The Commonwealth Observer Group which witnessed the parliamentary elections held in Maldives on Saturday, April 6, has expressed concern over the recurrent practice of misuse of State resources during the pre-election period in Maldives.
Speaking in the press conference held by the Commonwealth delegates this Tuesday, Chairman of the Commonwealth Observer Group, Bruce Golding, said that some of the concerns raised by the previous Commonwealth observers pertaining to the pre-election environment remain relevant.
Golding stated that “allegations of vote buying, misuse of government resources, the need to develop a more effective regulatory framework for campaign financing; and the need to continue strengthening civic education. We will expand on these in our final report and offer recommendations to the relevant stakeholders,”
He stated that their observers were struck by two recurrent views – the need to enhance Maldives’ independent democratic institutions; and to strengthen the rule of law and separation of powers between the judiciary, the executive and the legislature.
He also showed concern for the low rate of women’s political participation in the Maldives. He lighted that only 35 out of 386 parliamentary candidates for this election were women and noted that the outgoing parliament had five women representatives out of 85 members.
Golding highlighted the Maldivian Gender Equality Act 2016, that promotes women’s political participation and encouraged political parties and the incoming parliament to make a special effort in promoting and facilitating the participation of women at all levels.

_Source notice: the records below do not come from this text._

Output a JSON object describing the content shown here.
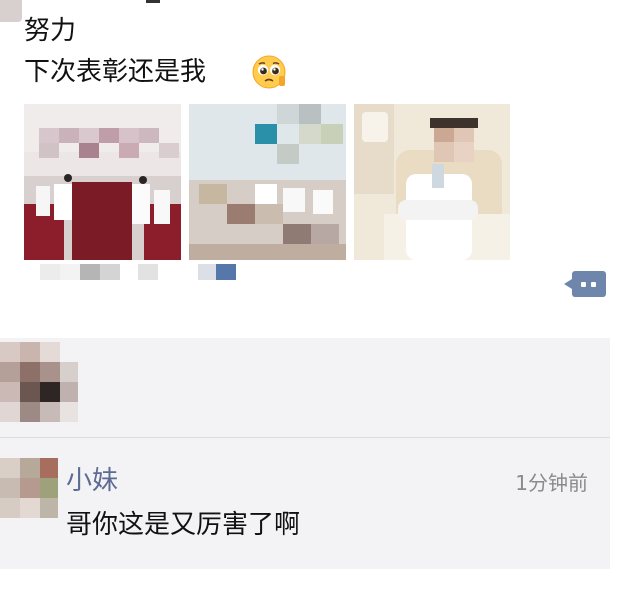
{
  "post": {
    "line1": "努力",
    "line2": "下次表彰还是我",
    "emoji": "smiling-face-with-pleading-eyes",
    "photos": [
      {
        "name": "meeting-room-photo",
        "colors": {
          "wall": "#e9e4e4",
          "table": "#7a1b25",
          "people": "#ffffff"
        }
      },
      {
        "name": "office-group-photo",
        "colors": {
          "wall": "#e8eef0",
          "accent": "#2a8fa8"
        }
      },
      {
        "name": "doctor-portrait-photo",
        "colors": {
          "background": "#efe7d6",
          "coat": "#ffffff"
        }
      }
    ]
  },
  "comment_action": {
    "icon": "comment-icon",
    "color": "#6f86ac"
  },
  "comment": {
    "name": "小妹",
    "time": "1分钟前",
    "text": "哥你这是又厉害了啊"
  },
  "colors": {
    "name_link": "#5b6b95",
    "panel_bg": "#f3f3f5",
    "time": "#8a8a8a"
  }
}
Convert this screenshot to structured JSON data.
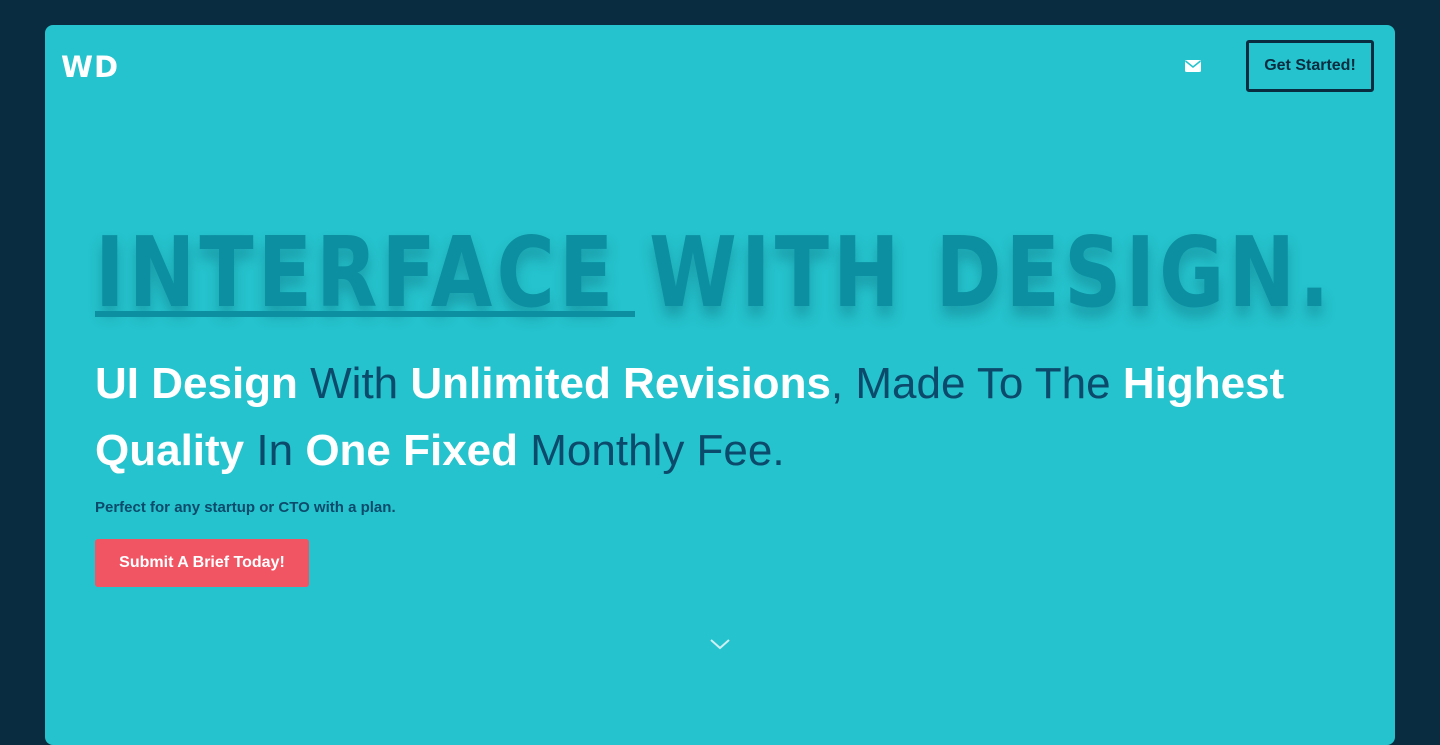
{
  "header": {
    "logo_text": "WD",
    "mail_icon": "envelope-icon",
    "cta_label": "Get Started!"
  },
  "hero": {
    "headline": "INTERFACE WITH DESIGN.",
    "subheadline": {
      "part1": "UI Design",
      "part2": " With ",
      "part3": "Unlimited Revisions",
      "part4": ", Made To The ",
      "part5": "Highest Quality",
      "part6": " In ",
      "part7": "One Fixed",
      "part8": " Monthly Fee."
    },
    "tagline": "Perfect for any startup or CTO with a plan.",
    "submit_label": "Submit A Brief Today!",
    "scroll_icon": "chevron-down-icon"
  },
  "colors": {
    "page_background": "#0a2c40",
    "card_background": "#25c3cd",
    "headline": "#0b8fa1",
    "dark_text": "#0c4a6c",
    "accent_button": "#f15564",
    "white": "#ffffff"
  }
}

However, Chairman Golding recognized the greater involvement of women as polling officials stating that in some polling areas almost all polling officials were women.

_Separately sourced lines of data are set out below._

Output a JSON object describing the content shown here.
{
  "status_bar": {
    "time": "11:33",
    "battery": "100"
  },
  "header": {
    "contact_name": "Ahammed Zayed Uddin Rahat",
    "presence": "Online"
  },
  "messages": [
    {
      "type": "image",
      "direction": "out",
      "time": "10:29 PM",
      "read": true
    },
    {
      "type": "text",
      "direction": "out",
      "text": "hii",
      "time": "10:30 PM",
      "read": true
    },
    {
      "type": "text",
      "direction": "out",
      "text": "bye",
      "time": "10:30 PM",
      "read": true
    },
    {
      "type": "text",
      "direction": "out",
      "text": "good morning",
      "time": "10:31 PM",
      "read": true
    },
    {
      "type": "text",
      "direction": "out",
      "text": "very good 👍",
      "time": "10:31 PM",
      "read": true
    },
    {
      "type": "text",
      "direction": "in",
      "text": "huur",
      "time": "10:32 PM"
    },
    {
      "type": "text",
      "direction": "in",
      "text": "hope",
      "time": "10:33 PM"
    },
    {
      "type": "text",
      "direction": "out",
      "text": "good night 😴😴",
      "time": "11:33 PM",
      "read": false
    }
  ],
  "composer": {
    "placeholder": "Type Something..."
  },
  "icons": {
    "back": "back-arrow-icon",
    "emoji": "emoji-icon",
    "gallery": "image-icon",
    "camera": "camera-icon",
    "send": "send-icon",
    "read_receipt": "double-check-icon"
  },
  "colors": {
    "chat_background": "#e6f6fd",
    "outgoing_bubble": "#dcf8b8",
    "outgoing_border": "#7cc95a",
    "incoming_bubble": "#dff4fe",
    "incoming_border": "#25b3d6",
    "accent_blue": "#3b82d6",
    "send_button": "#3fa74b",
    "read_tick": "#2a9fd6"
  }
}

He said that they were impressed by the confidence and professionalism of polling officials.
Golding commended the people of Maldives for the peaceful and orderly manner in which the election of April 6, 2019 was conducted.

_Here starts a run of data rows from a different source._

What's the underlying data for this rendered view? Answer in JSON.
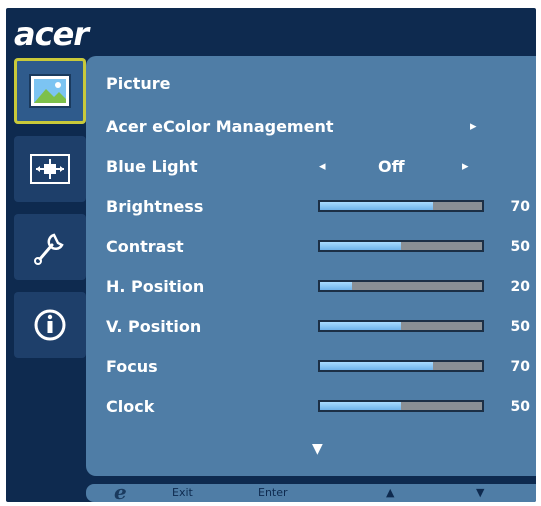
{
  "brand": "acer",
  "sidebar": {
    "items": [
      {
        "icon": "picture-icon",
        "active": true
      },
      {
        "icon": "osd-position-icon",
        "active": false
      },
      {
        "icon": "settings-wrench-icon",
        "active": false
      },
      {
        "icon": "info-icon",
        "active": false
      }
    ]
  },
  "panel": {
    "title": "Picture",
    "rows": [
      {
        "label": "Acer eColor Management",
        "type": "submenu",
        "arrow": "▸"
      },
      {
        "label": "Blue Light",
        "type": "option",
        "left_arrow": "◂",
        "value": "Off",
        "right_arrow": "▸"
      },
      {
        "label": "Brightness",
        "type": "slider",
        "value": 70
      },
      {
        "label": "Contrast",
        "type": "slider",
        "value": 50
      },
      {
        "label": "H. Position",
        "type": "slider",
        "value": 20
      },
      {
        "label": "V. Position",
        "type": "slider",
        "value": 50
      },
      {
        "label": "Focus",
        "type": "slider",
        "value": 70
      },
      {
        "label": "Clock",
        "type": "slider",
        "value": 50
      }
    ],
    "more_arrow": "▼"
  },
  "footer": {
    "e_key": "e",
    "exit_label": "Exit",
    "enter_label": "Enter",
    "up_arrow": "▲",
    "down_arrow": "▼"
  },
  "colors": {
    "background": "#0e2a4f",
    "panel": "#4f7da6",
    "bar_fill": "#8ccbf5",
    "bar_track": "#8a8f94",
    "active_outline": "#c9c93a"
  }
}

He stated that the Common Wealth delegations observed that the polls generally opened on time. That the voters’ identification was properly checked and provided with a ballot paper after they were inked, before proceeding to vote.
He highlighted in his speech the presence of representatives from, media, candidates, political parties and citizens at different polling stations.
Golding also stated how impress they were to observe the use of technology both during the polling time and counting the results from all the ballot box stations, including the boxes overseas.
He noted that the access granted by the Election Management Center to members of the National Advisory Committee - a body compromising registered political parties, civil society and a range of relevant stakeholders is good practice.
Golding further encouraged the people of the Maldives to continue to be calm as the country awaits the final result.
“Once again, they have taken a step forward in consolidating their country’s democracy. We challenge the leaders they have chosen to spare no effort in realizing their aspirations,” said Golding.